Los sonidos de Madrid

Hace una semana, bajo un cielo gris rojizo (no pregunten), abandonaba por última vez este año la ciudad de Madrid (ay, la redundancia). Se agotó la excusa de un curso de escritura y edición, tan torpe como dadora de sentido. Esta vez lo hice desde el sur, dejando, en el trayecto de regreso, a un lado todo eso que echaré de menos, atrás los últimos resquicios de luz crepuscular y, de fondo, esos sonidos que Madrid deja grabados en frecuencias tan altas que solo el alma los puede descubrir.

Los de una estampida de hojas secas una tarde de otoño en Recoletos. Los de las tazas que se apilan en un lavavajillas de una tasca de Atocha en pleno invierno. El de una remada larga en el estanque de El Retiro, ya en primavera. El de las burbujas que se forman en el asfalto un mediodía de verano con la Gran Vía como testigo.

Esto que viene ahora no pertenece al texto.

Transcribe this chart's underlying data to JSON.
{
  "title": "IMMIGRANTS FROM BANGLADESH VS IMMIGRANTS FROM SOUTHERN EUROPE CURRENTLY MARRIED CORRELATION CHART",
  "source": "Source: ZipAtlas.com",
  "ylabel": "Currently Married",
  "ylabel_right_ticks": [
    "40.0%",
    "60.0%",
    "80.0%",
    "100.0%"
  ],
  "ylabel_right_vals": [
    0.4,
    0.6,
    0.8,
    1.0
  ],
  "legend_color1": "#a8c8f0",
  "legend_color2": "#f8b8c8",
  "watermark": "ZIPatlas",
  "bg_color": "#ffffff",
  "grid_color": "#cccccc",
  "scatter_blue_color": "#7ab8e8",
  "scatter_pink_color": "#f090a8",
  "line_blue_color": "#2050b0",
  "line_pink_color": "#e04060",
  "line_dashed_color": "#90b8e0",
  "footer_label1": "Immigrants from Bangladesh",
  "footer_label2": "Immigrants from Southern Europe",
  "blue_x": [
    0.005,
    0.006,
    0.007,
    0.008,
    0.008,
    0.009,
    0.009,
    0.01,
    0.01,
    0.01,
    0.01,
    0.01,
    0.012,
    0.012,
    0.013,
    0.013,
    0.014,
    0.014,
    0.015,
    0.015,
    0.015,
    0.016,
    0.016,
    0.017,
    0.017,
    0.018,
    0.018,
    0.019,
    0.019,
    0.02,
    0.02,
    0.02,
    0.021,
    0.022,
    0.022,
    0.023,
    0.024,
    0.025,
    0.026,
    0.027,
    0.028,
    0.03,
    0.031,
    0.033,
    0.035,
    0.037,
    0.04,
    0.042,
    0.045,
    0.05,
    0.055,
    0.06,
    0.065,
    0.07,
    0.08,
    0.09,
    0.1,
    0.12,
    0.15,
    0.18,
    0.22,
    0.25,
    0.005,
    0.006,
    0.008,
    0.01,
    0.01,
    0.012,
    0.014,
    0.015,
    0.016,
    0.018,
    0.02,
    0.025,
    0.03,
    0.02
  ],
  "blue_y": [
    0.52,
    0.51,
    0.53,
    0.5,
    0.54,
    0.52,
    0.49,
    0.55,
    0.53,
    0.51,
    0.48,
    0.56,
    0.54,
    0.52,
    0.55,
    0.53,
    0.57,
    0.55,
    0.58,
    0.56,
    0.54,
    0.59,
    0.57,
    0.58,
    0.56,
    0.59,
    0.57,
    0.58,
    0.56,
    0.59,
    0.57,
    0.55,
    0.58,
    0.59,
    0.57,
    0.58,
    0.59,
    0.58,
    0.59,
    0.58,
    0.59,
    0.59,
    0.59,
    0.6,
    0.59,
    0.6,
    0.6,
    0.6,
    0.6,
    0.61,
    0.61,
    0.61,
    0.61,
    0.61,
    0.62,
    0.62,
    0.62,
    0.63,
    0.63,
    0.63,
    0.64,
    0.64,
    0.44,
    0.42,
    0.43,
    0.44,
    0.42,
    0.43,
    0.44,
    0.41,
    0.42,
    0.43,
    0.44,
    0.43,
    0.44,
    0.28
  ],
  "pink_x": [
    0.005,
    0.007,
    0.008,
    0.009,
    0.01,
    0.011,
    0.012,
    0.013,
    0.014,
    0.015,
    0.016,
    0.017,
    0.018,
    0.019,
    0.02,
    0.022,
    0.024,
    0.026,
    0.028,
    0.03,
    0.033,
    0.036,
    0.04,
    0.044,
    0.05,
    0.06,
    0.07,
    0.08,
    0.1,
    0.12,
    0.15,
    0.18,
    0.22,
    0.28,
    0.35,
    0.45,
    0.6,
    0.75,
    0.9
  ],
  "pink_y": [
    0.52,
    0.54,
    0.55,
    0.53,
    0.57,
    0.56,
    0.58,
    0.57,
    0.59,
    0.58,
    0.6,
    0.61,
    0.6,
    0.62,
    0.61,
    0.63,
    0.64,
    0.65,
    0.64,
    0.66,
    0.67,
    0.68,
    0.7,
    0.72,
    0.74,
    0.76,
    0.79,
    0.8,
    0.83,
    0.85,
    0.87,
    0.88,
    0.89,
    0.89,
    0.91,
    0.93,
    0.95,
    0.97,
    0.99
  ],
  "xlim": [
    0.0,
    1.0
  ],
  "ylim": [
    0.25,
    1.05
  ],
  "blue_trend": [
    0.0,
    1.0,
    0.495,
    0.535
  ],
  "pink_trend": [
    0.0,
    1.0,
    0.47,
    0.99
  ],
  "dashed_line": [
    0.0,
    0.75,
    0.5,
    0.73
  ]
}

En el español de mil palabras de un hombre que pide en el metro por su hijo enfermo o en el castizo y erudito de un novena generación en Carretas anunciando que vienen nubes para mañana. En el inglés “pendiente de academia” de una camarera del “Bocadillos y Compañía” o en el más sofisticado de la grabación de bienvenida al Alvia –“ladies and gentlemen”–. En el francés engolado, casi obligatorio, en la terraza de El Círculo de Bellas Artes o en el japonés de un turista enamorado del Reina Sofía (puede que también de la reina).

Sonido de cremalleras desabrochándose, a veces por manos ajenas. De puertas y cajones que se cierran de golpe emitiendo ecos de desesperación. Clicks desde temprano y hasta tarde en oficinas y residencias privadas, lugares de trabajo todos ellos, incluso cuando este es solitario, conduce a la tristeza y no da beneficios (y se llama escribir). Bufidos de descontento seguidos de suspiros de resignación en los pasillos del Metro, interjecciones de admiración contenida en salas donde se ruega silencio.

Discursos de patologías conscientes desde la comodidad de un diván. Relatos de mentes necesariamente disociadas (no pueden ser tan cretinos) desde lo alto de una tribuna de oradores. Cuentos de otra época en boca de todos esos ancianos cuya autopsia no acertará a adivinar que murieron antes por ignorados que por viejos. Propósitos disparatados emitidos sin el pertinente tono irónico en boca de adolescentes a la salida del Primark.

Sirenas de ambulancias amarillas, murmullo de olas que no se pueden concebir. Llanto de plañideras en el funeral del silencio que se celebra cada noche en las calles de Madrid. Esas que paseé tratando de captar la luz más tenue y la anécdota más ridícula, pero a las que no siempre supe escuchar, pendiente como estaba de no morir atropellado, de llegar a tiempo a la estación, de amar, y no saber cómo, a la chica de ayer en el Penta Bar.